The euro crisscross

4 January 2012 07:07 pm

 It is, however, hoped that the forthcoming summit will finalise a draft proposal enabling almost 26 of the 27-member states to restructure their existing monetary infrastructure and work out modalities for overcoming stagnation in growth and productivit.
The prime intention behind the cobbling of resources and talent is to avoid a default at whatever level, and get the euro going. How articulately the leadership is going to achieve that goal doesn’t have any simple answers, but it goes without saying that collective decision-making has unfortunately become a secondary issue.

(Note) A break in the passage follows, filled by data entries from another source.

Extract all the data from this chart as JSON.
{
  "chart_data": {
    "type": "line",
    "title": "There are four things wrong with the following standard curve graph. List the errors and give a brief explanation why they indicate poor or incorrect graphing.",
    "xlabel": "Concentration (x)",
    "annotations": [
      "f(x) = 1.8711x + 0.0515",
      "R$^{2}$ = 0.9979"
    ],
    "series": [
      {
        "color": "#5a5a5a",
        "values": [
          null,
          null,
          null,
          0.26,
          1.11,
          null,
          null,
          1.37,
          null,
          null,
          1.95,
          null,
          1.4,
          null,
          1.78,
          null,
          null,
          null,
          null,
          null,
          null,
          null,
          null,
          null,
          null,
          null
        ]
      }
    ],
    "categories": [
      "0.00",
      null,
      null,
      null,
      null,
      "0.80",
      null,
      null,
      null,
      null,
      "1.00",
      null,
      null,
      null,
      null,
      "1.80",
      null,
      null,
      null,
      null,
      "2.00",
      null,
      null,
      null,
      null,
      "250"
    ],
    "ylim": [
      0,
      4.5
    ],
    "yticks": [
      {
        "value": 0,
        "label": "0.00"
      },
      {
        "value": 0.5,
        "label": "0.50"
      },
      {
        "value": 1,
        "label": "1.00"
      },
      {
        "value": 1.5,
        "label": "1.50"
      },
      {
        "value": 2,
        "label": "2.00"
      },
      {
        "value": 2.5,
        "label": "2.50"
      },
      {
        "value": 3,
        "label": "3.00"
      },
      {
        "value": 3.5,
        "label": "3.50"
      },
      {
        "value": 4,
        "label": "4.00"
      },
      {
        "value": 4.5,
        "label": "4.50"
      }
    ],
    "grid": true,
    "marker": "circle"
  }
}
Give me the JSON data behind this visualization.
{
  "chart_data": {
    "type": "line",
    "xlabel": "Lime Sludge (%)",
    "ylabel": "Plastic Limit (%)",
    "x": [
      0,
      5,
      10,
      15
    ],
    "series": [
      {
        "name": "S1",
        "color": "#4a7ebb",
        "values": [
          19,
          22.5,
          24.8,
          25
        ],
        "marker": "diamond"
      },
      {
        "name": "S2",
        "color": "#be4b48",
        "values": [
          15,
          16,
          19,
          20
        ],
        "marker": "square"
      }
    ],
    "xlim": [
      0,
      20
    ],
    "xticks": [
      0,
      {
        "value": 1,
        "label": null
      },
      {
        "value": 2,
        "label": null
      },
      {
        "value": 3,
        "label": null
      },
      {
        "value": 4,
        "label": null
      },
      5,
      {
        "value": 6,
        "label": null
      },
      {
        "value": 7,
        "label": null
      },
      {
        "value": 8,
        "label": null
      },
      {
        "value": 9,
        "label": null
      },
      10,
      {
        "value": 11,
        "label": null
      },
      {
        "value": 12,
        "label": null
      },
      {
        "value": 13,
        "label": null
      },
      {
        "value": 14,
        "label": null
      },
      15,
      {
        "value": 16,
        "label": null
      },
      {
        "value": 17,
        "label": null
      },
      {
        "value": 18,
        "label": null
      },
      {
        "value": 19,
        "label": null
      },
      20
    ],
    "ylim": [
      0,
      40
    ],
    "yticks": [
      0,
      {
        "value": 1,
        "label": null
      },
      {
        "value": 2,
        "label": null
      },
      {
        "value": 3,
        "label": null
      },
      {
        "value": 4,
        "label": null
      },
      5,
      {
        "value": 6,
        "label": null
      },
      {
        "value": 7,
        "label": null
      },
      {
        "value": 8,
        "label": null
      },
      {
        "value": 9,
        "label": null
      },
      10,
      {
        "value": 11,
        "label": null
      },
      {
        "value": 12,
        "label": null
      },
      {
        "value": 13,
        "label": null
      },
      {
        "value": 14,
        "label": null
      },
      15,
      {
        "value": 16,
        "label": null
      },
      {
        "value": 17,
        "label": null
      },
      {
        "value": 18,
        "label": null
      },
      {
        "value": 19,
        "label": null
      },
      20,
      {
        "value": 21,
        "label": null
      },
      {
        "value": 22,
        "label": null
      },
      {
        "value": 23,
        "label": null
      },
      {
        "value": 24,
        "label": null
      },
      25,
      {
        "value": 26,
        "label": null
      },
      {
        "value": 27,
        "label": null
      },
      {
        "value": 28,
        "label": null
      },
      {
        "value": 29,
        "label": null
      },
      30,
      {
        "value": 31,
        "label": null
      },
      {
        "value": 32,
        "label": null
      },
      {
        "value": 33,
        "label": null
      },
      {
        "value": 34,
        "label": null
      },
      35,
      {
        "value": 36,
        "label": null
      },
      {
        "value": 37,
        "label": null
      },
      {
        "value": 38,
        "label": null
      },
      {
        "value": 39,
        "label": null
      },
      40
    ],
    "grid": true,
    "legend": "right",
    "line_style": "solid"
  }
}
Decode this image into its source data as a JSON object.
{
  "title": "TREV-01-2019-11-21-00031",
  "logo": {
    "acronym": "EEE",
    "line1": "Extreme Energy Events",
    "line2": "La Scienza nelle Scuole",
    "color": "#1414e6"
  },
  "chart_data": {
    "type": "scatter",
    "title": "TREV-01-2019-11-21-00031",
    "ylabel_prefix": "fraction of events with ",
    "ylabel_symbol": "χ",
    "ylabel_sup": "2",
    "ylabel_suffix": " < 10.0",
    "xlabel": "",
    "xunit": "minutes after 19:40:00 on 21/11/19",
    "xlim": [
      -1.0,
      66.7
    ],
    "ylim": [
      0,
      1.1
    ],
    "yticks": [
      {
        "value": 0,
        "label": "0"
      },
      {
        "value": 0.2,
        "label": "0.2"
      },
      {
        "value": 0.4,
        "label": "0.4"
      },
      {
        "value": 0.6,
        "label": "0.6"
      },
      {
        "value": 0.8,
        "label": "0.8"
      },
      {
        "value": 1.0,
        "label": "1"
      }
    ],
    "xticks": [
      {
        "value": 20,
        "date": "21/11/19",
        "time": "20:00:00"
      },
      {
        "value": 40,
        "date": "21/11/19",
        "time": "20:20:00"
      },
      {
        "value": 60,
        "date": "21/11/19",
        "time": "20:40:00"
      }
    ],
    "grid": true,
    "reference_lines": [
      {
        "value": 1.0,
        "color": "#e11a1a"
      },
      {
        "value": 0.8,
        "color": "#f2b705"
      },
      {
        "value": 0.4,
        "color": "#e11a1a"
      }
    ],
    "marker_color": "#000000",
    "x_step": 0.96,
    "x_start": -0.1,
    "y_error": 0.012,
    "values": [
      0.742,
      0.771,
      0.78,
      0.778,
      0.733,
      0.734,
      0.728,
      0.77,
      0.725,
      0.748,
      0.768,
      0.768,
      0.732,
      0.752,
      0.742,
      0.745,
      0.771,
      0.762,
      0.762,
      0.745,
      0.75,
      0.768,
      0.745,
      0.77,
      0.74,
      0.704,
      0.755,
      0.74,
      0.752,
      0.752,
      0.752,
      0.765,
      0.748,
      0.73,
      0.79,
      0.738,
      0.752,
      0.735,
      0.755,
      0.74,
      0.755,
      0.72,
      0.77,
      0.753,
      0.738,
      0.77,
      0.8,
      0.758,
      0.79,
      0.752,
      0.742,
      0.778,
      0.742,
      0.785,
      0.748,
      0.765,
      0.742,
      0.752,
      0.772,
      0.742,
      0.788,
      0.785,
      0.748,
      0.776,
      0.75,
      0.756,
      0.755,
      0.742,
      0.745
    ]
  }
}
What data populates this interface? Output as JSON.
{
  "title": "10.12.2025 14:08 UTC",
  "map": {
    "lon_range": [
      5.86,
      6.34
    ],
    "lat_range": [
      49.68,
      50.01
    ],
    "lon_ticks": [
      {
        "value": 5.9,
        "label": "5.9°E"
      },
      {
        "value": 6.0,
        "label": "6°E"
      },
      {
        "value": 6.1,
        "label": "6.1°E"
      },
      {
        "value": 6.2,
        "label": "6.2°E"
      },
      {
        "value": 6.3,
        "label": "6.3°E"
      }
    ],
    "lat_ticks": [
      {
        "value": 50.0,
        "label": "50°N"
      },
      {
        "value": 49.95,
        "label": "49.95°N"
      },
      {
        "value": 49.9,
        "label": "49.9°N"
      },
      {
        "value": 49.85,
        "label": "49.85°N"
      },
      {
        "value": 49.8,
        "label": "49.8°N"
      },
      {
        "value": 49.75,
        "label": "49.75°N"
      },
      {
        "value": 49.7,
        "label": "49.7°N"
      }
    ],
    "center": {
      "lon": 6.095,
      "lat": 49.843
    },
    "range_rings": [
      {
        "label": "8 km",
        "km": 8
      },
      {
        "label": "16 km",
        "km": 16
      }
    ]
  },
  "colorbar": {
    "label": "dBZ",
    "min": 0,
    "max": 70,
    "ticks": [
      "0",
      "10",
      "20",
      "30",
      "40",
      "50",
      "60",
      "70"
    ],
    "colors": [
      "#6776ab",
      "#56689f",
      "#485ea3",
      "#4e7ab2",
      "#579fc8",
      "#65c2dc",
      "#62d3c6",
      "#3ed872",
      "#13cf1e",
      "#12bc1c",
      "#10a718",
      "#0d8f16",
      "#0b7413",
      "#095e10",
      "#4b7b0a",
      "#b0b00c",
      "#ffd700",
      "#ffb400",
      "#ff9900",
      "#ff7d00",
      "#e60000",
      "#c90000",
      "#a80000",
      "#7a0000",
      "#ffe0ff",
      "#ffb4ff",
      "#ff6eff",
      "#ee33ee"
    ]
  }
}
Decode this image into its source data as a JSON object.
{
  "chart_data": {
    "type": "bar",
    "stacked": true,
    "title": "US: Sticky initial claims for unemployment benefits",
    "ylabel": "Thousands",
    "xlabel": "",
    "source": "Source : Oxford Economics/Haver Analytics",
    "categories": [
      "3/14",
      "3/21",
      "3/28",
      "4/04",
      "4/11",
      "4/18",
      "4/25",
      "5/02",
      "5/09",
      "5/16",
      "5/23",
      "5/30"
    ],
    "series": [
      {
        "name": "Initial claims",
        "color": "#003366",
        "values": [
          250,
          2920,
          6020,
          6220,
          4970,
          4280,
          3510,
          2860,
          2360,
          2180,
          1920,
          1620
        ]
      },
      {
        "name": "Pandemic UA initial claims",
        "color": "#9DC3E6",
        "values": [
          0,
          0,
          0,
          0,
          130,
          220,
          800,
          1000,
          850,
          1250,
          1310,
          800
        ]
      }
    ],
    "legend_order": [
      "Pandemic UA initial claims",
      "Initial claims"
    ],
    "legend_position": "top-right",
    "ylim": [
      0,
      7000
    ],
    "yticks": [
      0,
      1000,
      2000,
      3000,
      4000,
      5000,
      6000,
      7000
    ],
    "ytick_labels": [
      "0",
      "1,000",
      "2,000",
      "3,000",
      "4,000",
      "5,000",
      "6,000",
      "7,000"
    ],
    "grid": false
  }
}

 European leaders are in need of rewriting the terms of engagement and in doing so they should not be bogged down at the hands of economic exigencies. The very concept of political pluralism beside economic cooperation has come to a naught, as reservations from individual member states over the last two decades on almost every flimsy context had destabilised the path of integration. The Scandinavian countries have their own ifs and buts, and so is the case with central European states, namely, Austria and Switzerland. The big four of Europe have their own dilemmas to cope with, and the prime among them is an irresistible competition. No better is the case of economies on the brink: Greece, Italy, Finland and Spain. This brings them, nonetheless, closer to what had been agreed in principle, and that is to create a cushion fund for ailing economies and choreograph their fiscal plans for years to come.
The mantra of regulations and reforms hasn’t worked to this day, and there are tricky issues on taxation, pensions and investments that have kept them off in bad light. Starting off on a pessimistic note this year, Germany, France and Britain have no choice but to buck up for a deal on austerity, growth and funding. Saving the euro should be a mandate and not merely an option.